Tout mur est une porte. Emerson

jeudi 27 décembre 2012

Et si Mona Lisa était béninoise ?

L’écrivain béninois Florent Couao-Zotti est le commissaire d’une exposition de photographies inspirées de célèbres toiles de peintres tels Leonardo de Vinci, Pissaro, Gauguin. Ces grandes photographies composées d’après de célèbres toiles par trois photographes béninois posent le problème des rapports entre peinture et photographie, entre original et copie et montrent que la beauté se niche parfois là où on ne l’y attend pas.

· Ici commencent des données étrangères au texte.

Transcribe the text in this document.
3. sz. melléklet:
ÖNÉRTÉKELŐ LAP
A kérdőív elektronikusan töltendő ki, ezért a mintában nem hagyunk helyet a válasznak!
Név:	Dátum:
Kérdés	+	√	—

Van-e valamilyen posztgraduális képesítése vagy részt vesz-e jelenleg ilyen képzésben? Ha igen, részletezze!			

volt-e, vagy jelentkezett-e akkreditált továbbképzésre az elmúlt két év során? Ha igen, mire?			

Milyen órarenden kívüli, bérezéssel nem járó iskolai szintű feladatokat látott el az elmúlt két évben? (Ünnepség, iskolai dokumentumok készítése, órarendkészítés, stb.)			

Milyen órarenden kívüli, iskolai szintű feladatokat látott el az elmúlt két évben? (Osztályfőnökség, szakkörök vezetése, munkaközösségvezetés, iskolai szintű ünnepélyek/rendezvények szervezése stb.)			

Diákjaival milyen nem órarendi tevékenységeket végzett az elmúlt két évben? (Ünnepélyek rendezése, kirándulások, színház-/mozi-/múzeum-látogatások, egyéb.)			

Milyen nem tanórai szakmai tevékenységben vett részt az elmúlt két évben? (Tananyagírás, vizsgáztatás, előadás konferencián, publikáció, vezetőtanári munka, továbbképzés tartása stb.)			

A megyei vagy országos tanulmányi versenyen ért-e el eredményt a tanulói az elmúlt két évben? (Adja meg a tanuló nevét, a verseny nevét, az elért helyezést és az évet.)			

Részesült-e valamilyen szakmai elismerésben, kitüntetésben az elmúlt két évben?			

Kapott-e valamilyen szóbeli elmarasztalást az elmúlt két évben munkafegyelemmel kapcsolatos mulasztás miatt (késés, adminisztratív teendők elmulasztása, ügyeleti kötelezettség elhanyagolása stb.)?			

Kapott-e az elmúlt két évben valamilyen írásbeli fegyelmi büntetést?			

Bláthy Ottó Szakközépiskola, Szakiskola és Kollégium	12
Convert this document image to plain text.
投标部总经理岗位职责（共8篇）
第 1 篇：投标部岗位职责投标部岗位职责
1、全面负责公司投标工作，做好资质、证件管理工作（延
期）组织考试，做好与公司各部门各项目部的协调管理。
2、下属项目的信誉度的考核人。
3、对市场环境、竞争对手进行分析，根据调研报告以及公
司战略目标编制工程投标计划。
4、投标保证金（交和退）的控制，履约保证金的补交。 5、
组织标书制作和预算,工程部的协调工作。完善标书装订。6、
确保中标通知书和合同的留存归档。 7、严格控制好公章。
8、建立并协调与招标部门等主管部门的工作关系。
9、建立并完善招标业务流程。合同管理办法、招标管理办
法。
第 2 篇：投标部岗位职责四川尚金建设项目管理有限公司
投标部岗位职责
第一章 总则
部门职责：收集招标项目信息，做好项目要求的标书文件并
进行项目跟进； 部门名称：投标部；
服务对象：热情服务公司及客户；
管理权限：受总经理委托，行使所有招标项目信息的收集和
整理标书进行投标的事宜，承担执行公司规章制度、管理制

Les rapports entre la peinture et la photographie ont toujours été ambivalentes, oscillant entre la complicité et le rejet. Dès le 16 siècle, les peintres ont conçu la « camera obscura » pour résoudre le problème de la perspective sur une surface plane. De manière générale, les peintres ont vu dans l’invention de la photographie au 19°siècle un moyen de fixer le réel et l’instant avant de le porter sur la toile. D’ailleurs beaucoup de peintres ont utilisé le daguerréotype et même la photographie. Il est connu que la peinture a réussi à peintre avec justesse un corps en mouvement après l’invention de la photographie : Il n’est pas anodin que ce soit au 19°siècle (siècle de la photographie !) avec Degas que le cheval au galop sera peint avec justesse bien que cet animal hanta la peinture depuis ses débuts. Et il n’est pas un mystère que Gauguin a beaucoup emprunté aux photographies de Charles Spitz pendant sa période polynésienne. Néanmoins l’intérêt de l’exposition de Florent Couao-Zotti réside dans l’inversion du rapport. Ce n’est plus la peintre qui utilise l’image photographique mais le contraire. Et c’est une relecture de la peinture occidentale par les artistes africains Clovis Agbahoungba, Charles Tossou et Eric Ahounou Une réappropriation de toiles d’une autre époque par des contemporains. Ce chassé-croisé entre deux arts de l’image, entre Occident et Afrique et entre passé et présent est une démarche interculturelle qui insuffle de la fraicheur et un certain éclat à ces œuvres installées dans la patine de leur légende. Et soulève des questions fort intéressantes.
Ainsi le visiteur qui comparerait La Mona Lisa béninoise à l’original de Leonard de Vinci aura le sentiment que le modèle béninois est bien plus beau. On comprend pourquoi les beautés ébène ont toujours inspirées les poètes et mêmes les plus placides comme Léopold Sédar Sanghor. Ce qui autorise cette affirmation : Si Mona Lisa avait été béninoise, elle eut été plus belle.
Les Laveuses de Pissarro peint à Eragny se muent en de plantureuses africaines habillées de chaudes couleurs qui essorent le linge dans une lagune où l’écume blanchâtre du savon dessinent des vaguelettes d’argent sur la nappe sombre de l’eau. En termes de richesse de la palette, la photographie dame le pion au tableau. Quelquefois aussi, la toile garde sa suprême poésie et la photographie lui court après. Comme les Femmes de Tahiti de Gauguin, belles de sérénité et d’abandon face à deux dames de la photographie que l’on sent si raides, figées comme des statues. Tandis que les femmes de Gauguin sont si lègères.
Bien que Baudelaire dont on n’aurait jamais connu la gueule fracassée si Nadar ne l’avait photographié, traita la photographie de « servante de la peinture » cette expo prouve que la peinture aussi peut être serve de la photo et que cette dernière peut s’élever au-dessus de la peinture.